In a piece published last week on Substack the now Russian based president of the Freedom of the Press Foundation, and celebrated NSA whistleblower, writes that – “the phone in your hand exists in a state of perpetual insecurity, open to infection by anyone willing to put money in the hand of this new Insecurity Industry.”
That’s in light of the recent Pegasus attack by the NSO, a company with close ties to the Israel’s Defence Force, that used its sophisticated software to hack into the personal phones of human rights activists, journalists and NGO operatives.
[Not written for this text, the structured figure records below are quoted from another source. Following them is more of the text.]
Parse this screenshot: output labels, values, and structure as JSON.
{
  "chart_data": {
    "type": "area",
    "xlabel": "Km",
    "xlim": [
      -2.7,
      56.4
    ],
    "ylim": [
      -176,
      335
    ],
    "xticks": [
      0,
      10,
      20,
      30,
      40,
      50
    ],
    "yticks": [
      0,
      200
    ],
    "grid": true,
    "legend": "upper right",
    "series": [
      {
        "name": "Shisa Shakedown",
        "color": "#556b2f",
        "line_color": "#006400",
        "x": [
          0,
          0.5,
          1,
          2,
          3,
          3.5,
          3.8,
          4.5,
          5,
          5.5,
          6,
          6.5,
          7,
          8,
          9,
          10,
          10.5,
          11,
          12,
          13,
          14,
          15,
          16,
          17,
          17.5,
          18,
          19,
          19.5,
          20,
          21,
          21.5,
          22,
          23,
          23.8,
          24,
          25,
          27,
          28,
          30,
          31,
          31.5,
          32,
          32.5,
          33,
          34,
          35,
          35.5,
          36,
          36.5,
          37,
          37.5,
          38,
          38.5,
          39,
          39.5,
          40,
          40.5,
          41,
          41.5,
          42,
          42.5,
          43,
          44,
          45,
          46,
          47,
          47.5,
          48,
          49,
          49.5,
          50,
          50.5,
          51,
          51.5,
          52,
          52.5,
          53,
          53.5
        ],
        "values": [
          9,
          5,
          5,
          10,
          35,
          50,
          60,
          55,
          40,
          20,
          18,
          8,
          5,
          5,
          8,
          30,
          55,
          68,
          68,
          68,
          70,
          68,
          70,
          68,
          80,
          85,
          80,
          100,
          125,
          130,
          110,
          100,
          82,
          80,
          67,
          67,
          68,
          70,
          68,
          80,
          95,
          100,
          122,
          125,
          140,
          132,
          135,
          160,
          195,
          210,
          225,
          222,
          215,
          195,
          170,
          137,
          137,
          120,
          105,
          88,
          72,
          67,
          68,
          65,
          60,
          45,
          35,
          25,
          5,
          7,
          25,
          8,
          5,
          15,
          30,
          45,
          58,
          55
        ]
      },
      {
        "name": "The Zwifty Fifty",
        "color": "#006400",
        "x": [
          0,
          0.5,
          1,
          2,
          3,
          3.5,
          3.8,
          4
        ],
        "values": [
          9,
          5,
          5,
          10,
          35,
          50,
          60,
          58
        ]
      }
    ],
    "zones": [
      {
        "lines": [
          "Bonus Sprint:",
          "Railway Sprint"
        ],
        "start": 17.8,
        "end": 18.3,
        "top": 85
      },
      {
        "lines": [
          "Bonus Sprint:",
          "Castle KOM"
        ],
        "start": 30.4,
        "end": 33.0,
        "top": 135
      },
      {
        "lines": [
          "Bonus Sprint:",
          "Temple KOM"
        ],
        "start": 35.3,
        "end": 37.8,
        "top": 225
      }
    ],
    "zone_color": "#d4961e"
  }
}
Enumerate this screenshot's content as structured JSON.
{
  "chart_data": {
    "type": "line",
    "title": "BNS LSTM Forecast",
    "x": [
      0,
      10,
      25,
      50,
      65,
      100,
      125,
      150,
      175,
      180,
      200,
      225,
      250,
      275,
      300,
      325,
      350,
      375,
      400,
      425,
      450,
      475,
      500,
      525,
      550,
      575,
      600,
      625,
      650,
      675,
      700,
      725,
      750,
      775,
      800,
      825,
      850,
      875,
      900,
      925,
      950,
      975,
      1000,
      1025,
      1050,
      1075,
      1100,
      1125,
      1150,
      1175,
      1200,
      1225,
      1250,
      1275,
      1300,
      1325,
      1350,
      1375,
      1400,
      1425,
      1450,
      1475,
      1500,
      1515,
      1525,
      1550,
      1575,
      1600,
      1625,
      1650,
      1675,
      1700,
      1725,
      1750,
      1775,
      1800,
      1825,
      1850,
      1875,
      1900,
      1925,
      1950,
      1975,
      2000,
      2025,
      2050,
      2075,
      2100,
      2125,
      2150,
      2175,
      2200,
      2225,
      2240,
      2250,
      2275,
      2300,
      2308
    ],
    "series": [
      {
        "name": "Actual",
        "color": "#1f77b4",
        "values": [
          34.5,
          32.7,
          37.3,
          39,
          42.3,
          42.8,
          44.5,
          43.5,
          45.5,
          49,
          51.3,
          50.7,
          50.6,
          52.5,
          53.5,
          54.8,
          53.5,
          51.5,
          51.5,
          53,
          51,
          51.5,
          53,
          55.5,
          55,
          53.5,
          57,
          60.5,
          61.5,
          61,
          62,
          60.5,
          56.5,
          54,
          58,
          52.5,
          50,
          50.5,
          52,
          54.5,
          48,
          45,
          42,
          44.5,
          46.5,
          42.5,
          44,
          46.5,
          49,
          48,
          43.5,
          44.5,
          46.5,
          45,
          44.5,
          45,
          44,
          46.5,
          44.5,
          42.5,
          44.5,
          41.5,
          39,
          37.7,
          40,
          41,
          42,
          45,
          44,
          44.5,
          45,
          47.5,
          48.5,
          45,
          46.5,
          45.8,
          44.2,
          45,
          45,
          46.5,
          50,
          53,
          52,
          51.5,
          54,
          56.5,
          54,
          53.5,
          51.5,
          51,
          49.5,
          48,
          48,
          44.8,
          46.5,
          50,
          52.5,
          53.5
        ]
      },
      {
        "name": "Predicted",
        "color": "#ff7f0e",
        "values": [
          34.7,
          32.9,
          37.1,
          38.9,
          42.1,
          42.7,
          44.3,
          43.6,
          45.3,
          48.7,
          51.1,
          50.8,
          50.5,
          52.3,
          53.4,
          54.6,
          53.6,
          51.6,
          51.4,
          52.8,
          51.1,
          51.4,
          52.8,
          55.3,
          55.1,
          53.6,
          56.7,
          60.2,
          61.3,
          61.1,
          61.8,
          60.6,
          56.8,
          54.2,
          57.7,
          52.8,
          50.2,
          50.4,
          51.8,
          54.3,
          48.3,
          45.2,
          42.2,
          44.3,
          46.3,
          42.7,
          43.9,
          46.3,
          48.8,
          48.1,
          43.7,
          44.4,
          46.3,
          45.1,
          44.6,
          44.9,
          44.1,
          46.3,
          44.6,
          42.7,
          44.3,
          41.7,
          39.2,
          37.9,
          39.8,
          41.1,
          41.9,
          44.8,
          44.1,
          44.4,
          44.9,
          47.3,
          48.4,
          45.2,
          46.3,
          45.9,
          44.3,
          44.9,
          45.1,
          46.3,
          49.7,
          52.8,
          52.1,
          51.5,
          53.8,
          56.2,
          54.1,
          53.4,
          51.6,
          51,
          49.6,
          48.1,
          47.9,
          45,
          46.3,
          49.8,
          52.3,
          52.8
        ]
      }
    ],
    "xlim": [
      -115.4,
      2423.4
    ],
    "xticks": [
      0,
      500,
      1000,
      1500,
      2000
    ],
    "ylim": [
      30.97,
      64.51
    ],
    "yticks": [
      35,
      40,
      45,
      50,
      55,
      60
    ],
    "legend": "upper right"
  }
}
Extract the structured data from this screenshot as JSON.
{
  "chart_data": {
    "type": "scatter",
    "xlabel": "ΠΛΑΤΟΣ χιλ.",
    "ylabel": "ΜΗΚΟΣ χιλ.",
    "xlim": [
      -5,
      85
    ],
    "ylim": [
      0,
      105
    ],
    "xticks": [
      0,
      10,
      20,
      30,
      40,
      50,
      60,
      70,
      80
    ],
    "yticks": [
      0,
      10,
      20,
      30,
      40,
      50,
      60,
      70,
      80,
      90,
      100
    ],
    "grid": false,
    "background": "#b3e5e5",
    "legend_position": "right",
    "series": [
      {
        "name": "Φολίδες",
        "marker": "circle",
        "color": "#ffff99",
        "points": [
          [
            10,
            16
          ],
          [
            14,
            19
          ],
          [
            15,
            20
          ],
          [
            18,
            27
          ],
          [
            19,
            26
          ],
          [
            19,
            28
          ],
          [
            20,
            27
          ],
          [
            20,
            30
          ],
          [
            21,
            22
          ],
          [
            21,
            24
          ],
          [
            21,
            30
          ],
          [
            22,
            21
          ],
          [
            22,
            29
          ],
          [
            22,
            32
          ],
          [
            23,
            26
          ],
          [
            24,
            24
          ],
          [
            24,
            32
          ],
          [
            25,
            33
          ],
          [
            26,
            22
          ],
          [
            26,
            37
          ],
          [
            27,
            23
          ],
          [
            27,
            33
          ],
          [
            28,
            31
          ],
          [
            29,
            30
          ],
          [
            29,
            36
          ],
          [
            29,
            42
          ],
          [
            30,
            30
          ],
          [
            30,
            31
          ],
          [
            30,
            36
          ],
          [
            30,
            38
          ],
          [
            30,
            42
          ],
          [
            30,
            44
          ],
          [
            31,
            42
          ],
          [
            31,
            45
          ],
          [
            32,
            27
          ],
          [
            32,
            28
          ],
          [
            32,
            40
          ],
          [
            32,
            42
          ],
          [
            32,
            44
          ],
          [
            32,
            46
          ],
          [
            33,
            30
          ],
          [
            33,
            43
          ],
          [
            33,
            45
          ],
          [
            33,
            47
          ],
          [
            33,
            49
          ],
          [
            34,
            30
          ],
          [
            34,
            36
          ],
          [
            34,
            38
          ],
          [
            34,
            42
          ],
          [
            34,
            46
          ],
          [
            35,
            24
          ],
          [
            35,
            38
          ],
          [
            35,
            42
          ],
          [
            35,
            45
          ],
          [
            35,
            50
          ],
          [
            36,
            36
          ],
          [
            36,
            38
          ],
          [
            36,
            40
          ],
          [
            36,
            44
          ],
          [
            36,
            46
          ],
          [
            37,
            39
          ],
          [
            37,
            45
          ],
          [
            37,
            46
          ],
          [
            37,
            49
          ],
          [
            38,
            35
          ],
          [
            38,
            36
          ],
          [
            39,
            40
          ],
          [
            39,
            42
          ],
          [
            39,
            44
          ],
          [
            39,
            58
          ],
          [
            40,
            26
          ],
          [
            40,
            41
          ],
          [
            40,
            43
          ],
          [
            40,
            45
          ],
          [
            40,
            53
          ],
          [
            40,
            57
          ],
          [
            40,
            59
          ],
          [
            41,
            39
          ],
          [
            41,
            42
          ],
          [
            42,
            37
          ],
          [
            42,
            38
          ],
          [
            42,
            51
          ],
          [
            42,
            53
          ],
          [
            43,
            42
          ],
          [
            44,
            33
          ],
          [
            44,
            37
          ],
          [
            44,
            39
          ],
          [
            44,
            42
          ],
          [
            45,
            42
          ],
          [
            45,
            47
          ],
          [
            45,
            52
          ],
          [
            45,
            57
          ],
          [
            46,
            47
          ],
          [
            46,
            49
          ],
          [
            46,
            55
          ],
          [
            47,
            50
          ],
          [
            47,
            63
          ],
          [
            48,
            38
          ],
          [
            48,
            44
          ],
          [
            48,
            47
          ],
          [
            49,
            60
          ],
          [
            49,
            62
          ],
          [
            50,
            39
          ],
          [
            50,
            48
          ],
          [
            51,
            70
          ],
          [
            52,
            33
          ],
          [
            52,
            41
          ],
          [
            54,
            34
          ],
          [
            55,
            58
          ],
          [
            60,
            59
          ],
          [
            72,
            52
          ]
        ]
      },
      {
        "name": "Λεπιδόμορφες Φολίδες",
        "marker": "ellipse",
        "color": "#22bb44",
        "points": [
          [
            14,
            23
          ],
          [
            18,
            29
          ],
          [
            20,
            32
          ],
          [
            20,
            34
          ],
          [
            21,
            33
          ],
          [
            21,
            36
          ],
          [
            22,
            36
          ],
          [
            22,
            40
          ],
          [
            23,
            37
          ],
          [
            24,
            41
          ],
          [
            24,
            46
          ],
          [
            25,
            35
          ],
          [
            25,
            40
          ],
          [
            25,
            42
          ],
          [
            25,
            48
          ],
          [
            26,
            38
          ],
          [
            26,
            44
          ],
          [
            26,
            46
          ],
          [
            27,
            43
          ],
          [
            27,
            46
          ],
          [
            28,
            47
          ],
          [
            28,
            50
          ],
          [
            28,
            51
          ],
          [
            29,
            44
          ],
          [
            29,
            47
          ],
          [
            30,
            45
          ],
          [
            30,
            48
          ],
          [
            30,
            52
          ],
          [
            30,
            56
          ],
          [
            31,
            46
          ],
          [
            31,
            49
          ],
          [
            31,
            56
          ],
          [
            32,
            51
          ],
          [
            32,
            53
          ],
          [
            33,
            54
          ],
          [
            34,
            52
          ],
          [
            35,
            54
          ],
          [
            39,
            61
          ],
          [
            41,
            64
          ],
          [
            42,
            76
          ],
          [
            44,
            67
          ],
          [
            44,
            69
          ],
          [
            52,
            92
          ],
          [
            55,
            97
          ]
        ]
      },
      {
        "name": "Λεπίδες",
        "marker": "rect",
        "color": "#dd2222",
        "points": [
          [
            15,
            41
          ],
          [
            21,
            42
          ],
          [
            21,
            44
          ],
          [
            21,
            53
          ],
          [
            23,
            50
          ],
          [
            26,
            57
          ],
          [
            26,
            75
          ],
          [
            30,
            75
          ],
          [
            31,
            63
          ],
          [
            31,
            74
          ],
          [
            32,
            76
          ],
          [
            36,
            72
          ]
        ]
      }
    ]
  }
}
Here’s what Snowden, who in 2015 handed over highly classified documents that proved that the NSA had been collecting the daily phone records of millions of Americans, does when he gets a new phone.
“The first thing I do when I get a new phone is take it apart. I don’t do this to satisfy a tinkerer’s urge, or out of political principle, but simply because it is unsafe to operate. Fixing the hardware, which is to say surgically removing the two or three tiny microphones hidden inside, is only the first step of an arduous process, and yet even after days of these DIY security improvements, my smartphone will remain the most dangerous item I possess.”
While he accepts that iPhones are more private by default and better-engineered than Android phones he believes they also have a fatal flaw – “they also constitute a monoculture: if you find a way to infect one of them, you can (probably) infect all of them, a problem exacerbated by Apple’s black-box refusal to permit customers to make any meaningful modifications to the way iOS devices operate. When you combine this monoculture and black-boxing with Apple’s nearly universal popularity among the global elite, the reasons for the NSO Group’s iPhone fixation become apparent.”
He goes on to describe a fresh-out-of-the-box iPhone as a potentially lethal threat – and while Apple released a security update – thought to be in response to the NSO hack – the intrusion has dealt a large blow to Apple’s once robust reputation as the most secure consumer mobile on the market.
Referring to the NSO, who appear to sell their software to the highest bidder, Snowden writes – “The entirety of this Industry’s business involves cooking up new kinds of infections that will bypass the very latest digital vaccines— AKA security updates—and then selling them to countries that occupy the red-hot intersection of a Venn Diagram between “desperately craves the tools of oppression” and “sorely lacks the sophistication to produce them domestically.””
It’s an incendiary piece, well worth reading in full.
It posits an Orwellian future of people too busy playing with their phones to even notice that someone else controls them.
His plea is for governments to ban the sale of sophisticated weapon’s grade software like the NSO’s and make its financial backers which he identifies as “amoral firms like Novalpina Capital (Europe) and Francisco Partners (US)” – liable to prosecution.
“Governments must come to understand that permitting—much less subsidizing—the existence of the NSO Group and its malevolent peers does not serve their interests, regardless of where the client, or the client-state, is situated along the authoritarian axis.”